I set up my camera and tripod and set the timer for ten seconds. I brought the kids in to look at the red blinky light (which they loved) and got a few pics of all of us, them looking lovely and smiling at the camera (or the red blinky light on the camera) and me looking like I’m trying not to think about how the sun just went behind clouds and now the light is gone and the room is too dark. It was just a practice run, and I’ll try again.
I’m a perfectionist, and I don’t like to share things that haven’t passed my rigorous examination of “worth revealing to the general public.” (On a related note, even things that pass this exam almost immediately fail the same exam after their having been revealed–it’s just part of the cycle.

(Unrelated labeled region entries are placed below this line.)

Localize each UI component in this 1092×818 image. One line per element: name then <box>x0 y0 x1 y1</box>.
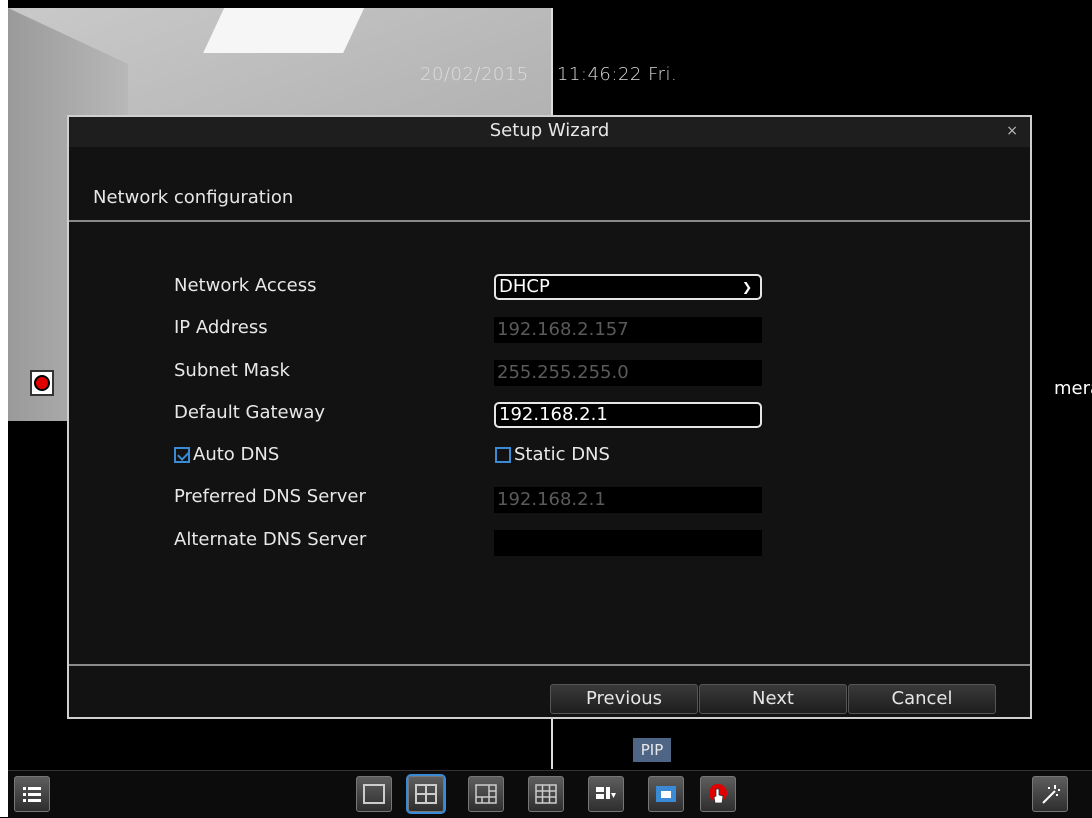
section-divider-bottom <box>69 664 1030 666</box>
network-access-select[interactable]: DHCP ❯ <box>494 274 762 300</box>
auto-dns-option[interactable]: Auto DNS <box>174 444 279 465</box>
section-divider-top <box>69 220 1030 222</box>
layout-6-icon[interactable] <box>468 776 504 812</box>
default-gateway-label: Default Gateway <box>174 402 326 423</box>
layout-4-icon[interactable] <box>406 774 446 814</box>
ip-address-label: IP Address <box>174 317 268 338</box>
quad-divider-vertical-bottom <box>551 719 553 769</box>
default-gateway-field[interactable]: 192.168.2.1 <box>494 402 762 428</box>
chevron-down-icon: ❯ <box>741 280 752 294</box>
static-dns-checkbox[interactable] <box>495 446 511 463</box>
cancel-button[interactable]: Cancel <box>848 684 996 714</box>
network-access-value: DHCP <box>499 276 550 297</box>
subnet-mask-label: Subnet Mask <box>174 360 290 381</box>
close-icon[interactable]: × <box>1006 117 1018 145</box>
sequence-icon[interactable] <box>588 776 624 812</box>
network-access-label: Network Access <box>174 275 317 296</box>
layout-1-icon[interactable] <box>356 776 392 812</box>
dialog-title: Setup Wizard <box>489 120 610 141</box>
feed-ceiling-light <box>203 8 383 53</box>
dvr-screen: 20/02/2015 11:46:22 Fri. mera2 PIP Setup… <box>0 0 1092 818</box>
next-button[interactable]: Next <box>699 684 847 714</box>
static-dns-option[interactable]: Static DNS <box>495 444 610 465</box>
date-overlay: 20/02/2015 <box>420 64 529 85</box>
layout-9-icon[interactable] <box>528 776 564 812</box>
auto-dns-checkbox[interactable] <box>174 446 190 463</box>
setup-wizard-dialog: Setup Wizard × Network configuration Net… <box>67 115 1032 719</box>
alternate-dns-label: Alternate DNS Server <box>174 529 367 550</box>
auto-dns-label: Auto DNS <box>193 444 280 465</box>
preferred-dns-label: Preferred DNS Server <box>174 486 366 507</box>
manual-record-icon[interactable] <box>700 776 736 812</box>
time-overlay: 11:46:22 Fri. <box>557 64 678 85</box>
ip-address-field[interactable]: 192.168.2.157 <box>494 317 762 343</box>
pip-icon[interactable] <box>648 776 684 812</box>
pip-label: PIP <box>633 738 671 762</box>
previous-button[interactable]: Previous <box>550 684 698 714</box>
dialog-titlebar[interactable]: Setup Wizard × <box>69 117 1030 147</box>
bottom-toolbar <box>8 770 1092 818</box>
menu-icon[interactable] <box>14 776 50 812</box>
screen-edge <box>0 0 8 817</box>
wizard-icon[interactable] <box>1032 776 1068 812</box>
record-indicator-icon <box>30 370 54 396</box>
subnet-mask-field[interactable]: 255.255.255.0 <box>494 360 762 386</box>
alternate-dns-field[interactable] <box>494 530 762 556</box>
section-title: Network configuration <box>93 187 294 208</box>
camera-2-label: mera2 <box>1054 378 1092 399</box>
preferred-dns-field[interactable]: 192.168.2.1 <box>494 487 762 513</box>
static-dns-label: Static DNS <box>514 444 610 465</box>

There’s always next time and I’ll do better, then. I hope.) I don’t want to put motives in God’s mind, but I have a sneaking suspicion that that perfectionism is the reason why I have three strong-willed boys three-and-under.
To show that I’m learning, I’m sharing a fragment of a photo from a practice run, where the room suddenly went dark as the sun ducked behind clouds, and the two-year-old suddenly dashed out of the picture, and I have a comical look on my face because the baby started crying just as the red blinky light started pulsating and I’m holding his pacifier in his mouth and saying, “Don’t start crying now!” And he did, anyway.
What I like about it is that my hands look somehow weathered and older than they really are. They are the hands of a persevering, semi-recovering perfectionist. It’s not a very good photograph, but it’s a very real one.